Tat-heat shock protein 10 could rejuvenate aging brains

A new research paper was published in Aging (listed by MEDLINE/PubMed as "Aging (Albany NY)" and "Aging-US" by Web of Science) Volume 15, Issue 22, entitled, "Tat-heat shock protein 10 ameliorates age-related phenotypes by facilitating neuronal plasticity and reducing age-related genes in the hippocampus."

In this new study, researchers Hyo Young Jung, Hyun Jung Kwon, Kyu Ri Hahn, Woosuk Kim, Dae Young Yoo, Yeo Sung Yoon, Dae Won Kim, and In Koo Hwang from Seoul National University, Chungnam National University, Gangneung-Wonju National University, Hallym University, and Konkuk University investigated the effects of heat shock protein 10 (HSP10) protein on memory function, hippocampal neurogenesis, and other related genes/proteins in adult and aged mice.

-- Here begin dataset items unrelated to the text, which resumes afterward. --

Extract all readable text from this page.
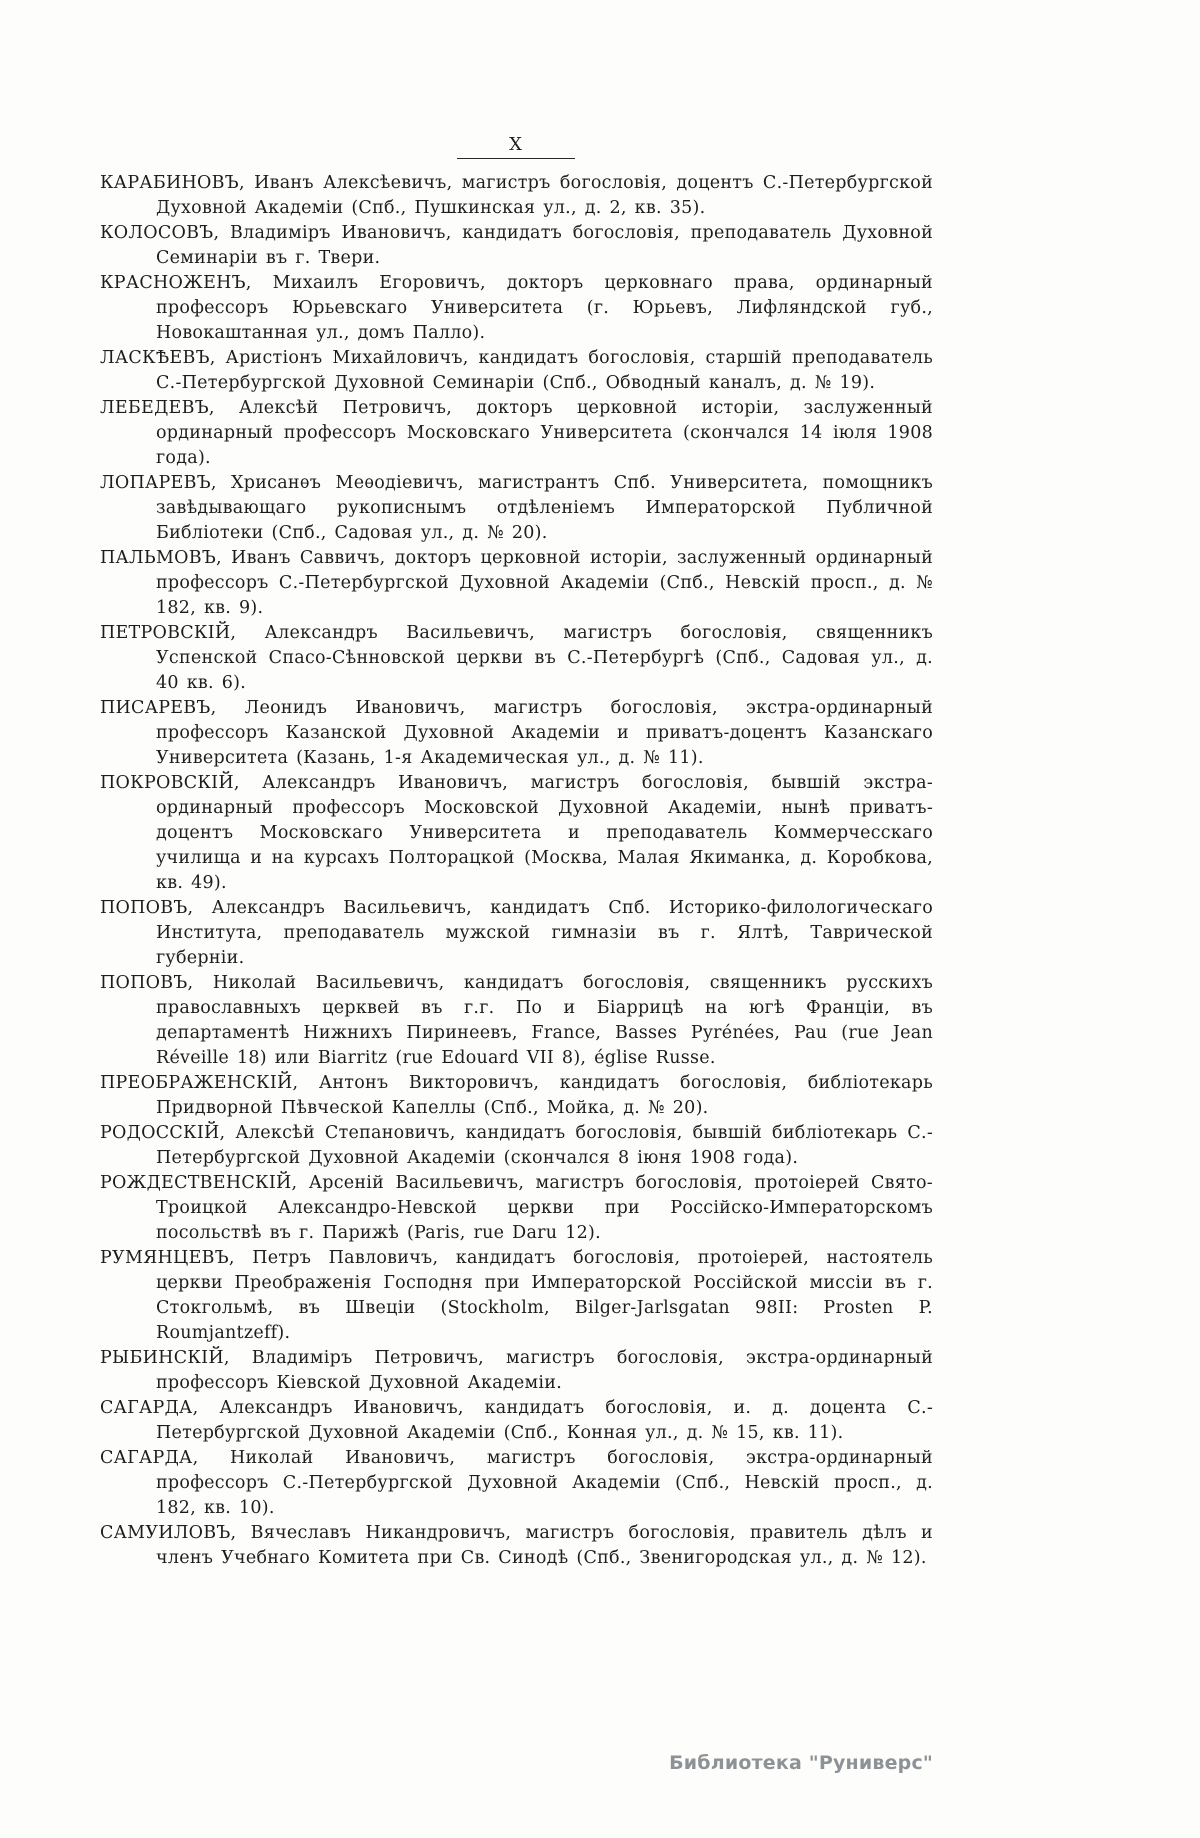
X

КАРАБИНОВЪ, Иванъ Алексѣевичъ, магистръ богословія, доцентъ С.-Петербургской Духовной Академіи (Спб., Пушкинская ул., д. 2, кв. 35).

КОЛОСОВЪ, Владиміръ Ивановичъ, кандидатъ богословія, преподаватель Духовной Семинаріи въ г. Твери.

КРАСНОЖЕНЪ, Михаилъ Егоровичъ, докторъ церковнаго права, ординарный профессоръ Юрьевскаго Университета (г. Юрьевъ, Лифляндской губ., Новокаштанная ул., домъ Палло).

ЛАСКѢЕВЪ, Аристіонъ Михайловичъ, кандидатъ богословія, старшій преподаватель С.-Петербургской Духовной Семинаріи (Спб., Обводный каналъ, д. № 19).

ЛЕБЕДЕВЪ, Алексѣй Петровичъ, докторъ церковной исторіи, заслуженный ординарный профессоръ Московскаго Университета (скончался 14 іюля 1908 года).

ЛОПАРЕВЪ, Хрисанѳъ Меѳодіевичъ, магистрантъ Спб. Университета, помощникъ завѣдывающаго рукописнымъ отдѣленіемъ Императорской Публичной Библіотеки (Спб., Садовая ул., д. № 20).

ПАЛЬМОВЪ, Иванъ Саввичъ, докторъ церковной исторіи, заслуженный ординарный профессоръ С.-Петербургской Духовной Академіи (Спб., Невскій просп., д. № 182, кв. 9).

ПЕТРОВСКІЙ, Александръ Васильевичъ, магистръ богословія, священникъ Успенской Спасо-Сѣнновской церкви въ С.-Петербургѣ (Спб., Садовая ул., д. 40 кв. 6).

ПИСАРЕВЪ, Леонидъ Ивановичъ, магистръ богословія, экстра-ординарный профессоръ Казанской Духовной Академіи и приватъ-доцентъ Казанскаго Университета (Казань, 1-я Академическая ул., д. № 11).

ПОКРОВСКІЙ, Александръ Ивановичъ, магистръ богословія, бывшій экстра-ординарный профессоръ Московской Духовной Академіи, нынѣ приватъ-доцентъ Московскаго Университета и преподаватель Коммерчесскаго училища и на курсахъ Полторацкой (Москва, Малая Якиманка, д. Коробкова, кв. 49).

ПОПОВЪ, Александръ Васильевичъ, кандидатъ Спб. Историко-филологическаго Института, преподаватель мужской гимназіи въ г. Ялтѣ, Таврической губерніи.

ПОПОВЪ, Николай Васильевичъ, кандидатъ богословія, священникъ русскихъ православныхъ церквей въ г.г. По и Біаррицѣ на югѣ Франціи, въ департаментѣ Нижнихъ Пиринеевъ, France, Basses Pyrénées, Pau (rue Jean Réveille 18) или Biarritz (rue Edouard VII 8), église Russe.

ПРЕОБРАЖЕНСКІЙ, Антонъ Викторовичъ, кандидатъ богословія, библіотекарь Придворной Пѣвческой Капеллы (Спб., Мойка, д. № 20).

РОДОССКІЙ, Алексѣй Степановичъ, кандидатъ богословія, бывшій библіотекарь С.-Петербургской Духовной Академіи (скончался 8 іюня 1908 года).

РОЖДЕСТВЕНСКІЙ, Арсеній Васильевичъ, магистръ богословія, протоіерей Свято-Троицкой Александро-Невской церкви при Россійско-Императорскомъ посольствѣ въ г. Парижѣ (Paris, rue Daru 12).

РУМЯНЦЕВЪ, Петръ Павловичъ, кандидатъ богословія, протоіерей, настоятель церкви Преображенія Господня при Императорской Россійской миссіи въ г. Стокгольмѣ, въ Швеціи (Stockholm, Bilger-Jarlsgatan 98II: Prosten P. Roumjantzeff).

РЫБИНСКІЙ, Владиміръ Петровичъ, магистръ богословія, экстра-ординарный профессоръ Кіевской Духовной Академіи.

САГАРДА, Александръ Ивановичъ, кандидатъ богословія, и. д. доцента С.-Петербургской Духовной Академіи (Спб., Конная ул., д. № 15, кв. 11).

САГАРДА, Николай Ивановичъ, магистръ богословія, экстра-ординарный профессоръ С.-Петербургской Духовной Академіи (Спб., Невскій просп., д. 182, кв. 10).

САМУИЛОВЪ, Вячеславъ Никандровичъ, магистръ богословія, правитель дѣлъ и членъ Учебнаго Комитета при Св. Синодѣ (Спб., Звенигородская ул., д. № 12).

Библиотека "Руниверс"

"In the present study, we investigated the effects of HSP10 on hippocampal function in both adult and aged mice."

To translocate the HSP10 protein into the hippocampus, the Tat-HSP10 fusion protein was synthesized, and Tat-HSP10, not HSP10, was successfully delivered into the hippocampus based on immunohistochemistry and western blotting. Tat-HSP10 (0.5 or 2.0 mg/kg) or HSP10 (control protein, 2.0 mg/kg) was administered daily to 3- and 21-month-old mice for 3 months, and observed the senescence maker P16 was significantly increased in aged mice and the treatment with Tat-HSP10 significantly decreased P16 expression in the hippocampus of aged mice.

In novel object recognition and Morris water maze tests, aged mice demonstrated decreases in exploratory preferences, exploration time, distance moved, number of object contacts, and escape latency compared to adult mice. Treatment with Tat-HSP10 significantly improved exploratory preferences, the number of object contacts, and the time spent swimming in the target quadrant in aged mice but not adults. Administration of Tat-HSP10 increased the number of proliferating cells and differentiated neuroblasts in the dentate gyrus of adult and aged mice compared to controls, as determined by immunohistochemical staining for Ki67 and doublecortin, respectively.

Additionally, Tat-HSP10 treatment significantly mitigated the reduction in sirtuin 1 mRNA level, N-methyl-D-aspartate receptor 1, and postsynaptic density 95 protein levels in the hippocampus of aged mice. In contrast, Tat-HSP10 treatment significantly increased sirtuin 3 protein levels in both adult and aged mouse hippocampus. These suggest that Tat-HSP10 can potentially reduce hippocampus-related aging phenotypes.

"Our results suggest that Tat-HSP10 treatment facilitates mitochondrial function, and Tat-HSP10 supplementation ameliorates the aging phenotypes in the mouse hippocampus."